The professional benefits of meditation have been extolled in the media for years as major corporations, from Apple to General Mills, support variations of mindfulness meditation within the corporate environment. It has also been at the forefront of IA’s research around wellness in the workplace. In that light, the Los Angeles office has reserved 15 minutes every afternoon for an organized group meditation session that is open to staff and any visitors to the LA office. After several months of regular practice, notable effects are being observed.
Meditating has helped me become more focused and less stressed, and—I’ve found—less reactive. It helps take the edge off. Some mornings, when I come to the office early, I’ll do 10 minutes or so before I start working and it’s great to center myself, instead of winding myself up for the day. It’s a reboot and helps you move more systematically through tasks. It’s easy to give into stress, causing the mind to become unfocused and less productive. I’ve also found that since I began meditation, I sleep better during the week than I have in a long time.
The cerebral cortex actually thickens over an extended period of meditative practice, so there are physiological changes that take place in your brain after sustained meditation. Benefits include stress mitigation, positive effects on your immune system, and increased productivity levels. It’s really an investment in yourself. You can accomplish so much in a short period of time; it doesn’t have to be half an hour or an hour to make an impact on your body and mind. Why wouldn’t you do it? You can do idle work at your desk and pass 15 minutes easily. Our team of creative athletes must perform at an optimum level at all times, and we need to take care of mind and body to achieve that.
I meditate to combat that mid-afternoon slump, and I feel more awake afterwards. Contrary to what you think will happen, you close your eyes for a few minutes and it wakes you up. During the meditation session, especially at work, there are thoughts buzzing through your head. The whole idea is to realize that these thoughts are there and then refocus your mind on clarity, which only lasts for a couple seconds before you trail off again. I like that the 15 minutes of an attempted time-out actually helps redirect your focus and arrive at solutions subconsciously.

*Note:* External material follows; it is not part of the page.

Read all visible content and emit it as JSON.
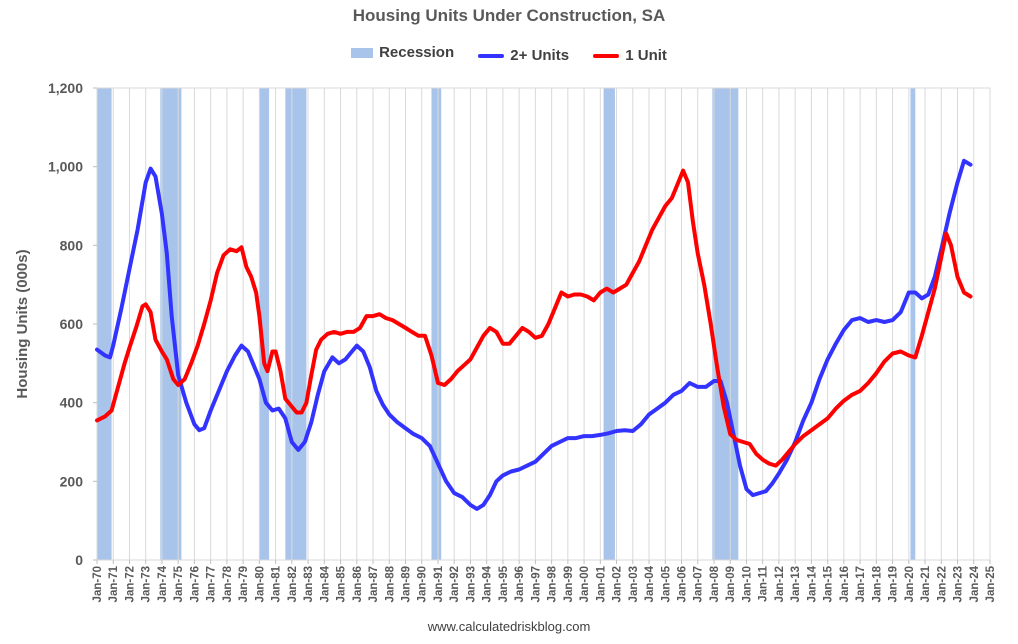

Long term, I’ve noticed that I drive more safely and it keeps me in the present. I don’t feel like I’m rushing to get some place because, through meditation, I’ve been learning how to better embrace the present.
I always crash at 3:00—I can set my watch by it. Meditating at that time of day is the perfect solution for me, so I can get ahead of that energy crash. Like anything else, it takes practice, but it’s only 15 minutes. You spend an extra 15 minutes at the office without even thinking about it, but meditating can be so much more productive.
It’s an opportunity to become more focused, to center myself, and then I can focus more wholly instead of being scattered and pulled in many directions like you tend to feel in the afternoon. It’s good exercise for the brain to pull back and to tell yourself “we’re not doing this right now. We need to calm down.” When I don’t meditate I feel more stressed and frazzled than on days when I do.
I’ve never meditated on my own. I was raised in a military family, so I’m accustomed to being stressed out. But whenever I [join the meditation group], I notice a real difference on my drive home. I’m in much less of a hurry to get from point A to B.